I lean forward and start banging my head softly on the table.
"Nice! Getting freaky with the Barbie dolls. I like it," Sehun exclaims.
"I think in honor of this family dinner, we need to remember the best part about our holiday dinners, Rachel," my dad tells her with a gleam in his eye. "Ceiling fan baseball."
My parents start laughing as they remember dinners of the past, and I just continue to bang my head harder.
This was supposed to be a nice, peaceful dinner.
"Oh my God! I remember ceiling fan baseball from high school!" Doyeon says excitedly. "Except didn't we play it with tater tots a few times?"
"Yes, we've been known to make substitutions," my mother states.
"Okay, what the hell is ceiling fan baseball? It's not what I think it is, right?" Sehun asks as he looks back and forth between my parents. They each look at me expectantly. Doyeon is practically bouncing up and down in her chair in excitement.
Oh what the hell.
I roll my eyes and drain my glass of wine in one gulp, slamming it back to the table with a thunk.
"Alright, fine. Lisa, grab the wooden cutting board with the handle. Doyeon, put all the extra rolls on the stove into a basket. Jim, turn the ceiling fan on low and Sehun, move the table to the side."

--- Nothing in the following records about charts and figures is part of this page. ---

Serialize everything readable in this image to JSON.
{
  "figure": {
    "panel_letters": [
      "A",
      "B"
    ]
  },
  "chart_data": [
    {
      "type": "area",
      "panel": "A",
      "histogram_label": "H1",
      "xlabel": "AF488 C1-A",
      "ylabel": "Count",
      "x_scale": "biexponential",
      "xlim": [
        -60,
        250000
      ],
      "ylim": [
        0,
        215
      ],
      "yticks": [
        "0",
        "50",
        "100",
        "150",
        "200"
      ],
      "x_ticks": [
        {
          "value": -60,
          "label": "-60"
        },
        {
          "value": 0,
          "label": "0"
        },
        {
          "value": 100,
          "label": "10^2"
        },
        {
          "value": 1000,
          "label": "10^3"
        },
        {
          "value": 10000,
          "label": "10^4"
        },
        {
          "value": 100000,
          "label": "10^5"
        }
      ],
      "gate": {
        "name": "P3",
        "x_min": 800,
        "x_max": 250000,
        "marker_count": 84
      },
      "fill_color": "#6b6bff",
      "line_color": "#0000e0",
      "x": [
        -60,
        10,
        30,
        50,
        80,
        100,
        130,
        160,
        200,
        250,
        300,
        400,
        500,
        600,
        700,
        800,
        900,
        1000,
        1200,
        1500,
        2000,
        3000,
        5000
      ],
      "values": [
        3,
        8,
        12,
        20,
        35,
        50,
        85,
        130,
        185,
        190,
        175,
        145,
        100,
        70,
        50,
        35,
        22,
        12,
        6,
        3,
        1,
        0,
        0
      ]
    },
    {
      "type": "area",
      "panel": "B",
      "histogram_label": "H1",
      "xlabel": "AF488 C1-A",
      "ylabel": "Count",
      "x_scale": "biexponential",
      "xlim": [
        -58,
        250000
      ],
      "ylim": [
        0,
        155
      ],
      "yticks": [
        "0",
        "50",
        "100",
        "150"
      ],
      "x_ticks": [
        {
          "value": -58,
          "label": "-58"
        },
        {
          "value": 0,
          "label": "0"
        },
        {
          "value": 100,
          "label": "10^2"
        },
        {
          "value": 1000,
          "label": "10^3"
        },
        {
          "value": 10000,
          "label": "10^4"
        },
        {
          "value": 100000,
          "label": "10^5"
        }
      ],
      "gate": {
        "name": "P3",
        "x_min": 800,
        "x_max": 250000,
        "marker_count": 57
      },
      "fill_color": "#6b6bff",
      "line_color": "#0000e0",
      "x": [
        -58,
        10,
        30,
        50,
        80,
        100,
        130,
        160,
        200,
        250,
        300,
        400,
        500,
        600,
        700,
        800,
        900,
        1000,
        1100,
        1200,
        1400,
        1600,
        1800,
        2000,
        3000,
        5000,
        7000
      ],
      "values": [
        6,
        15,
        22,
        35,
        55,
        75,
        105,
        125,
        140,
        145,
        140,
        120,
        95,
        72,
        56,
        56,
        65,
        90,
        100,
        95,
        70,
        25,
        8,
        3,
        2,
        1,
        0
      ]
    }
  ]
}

Everyone stares at me with their mouths open for exactly three seconds, and then they all jump into action and start gathering supplies.
"I'll get more booze!" Minnie announces happily.
"I got the mashed potatoes," my dad states casually.
"What do we need mashed potatoes for?" Lisa asks as she walks back into the room with the cutting board, a.k.a "baseball bat".
"Jennie, this one is hot as balls but he's kind of dumb," my mother says as she pats Lisa's cheek affectionately. "The mashed potatoes are the catcher's mitt. Duh."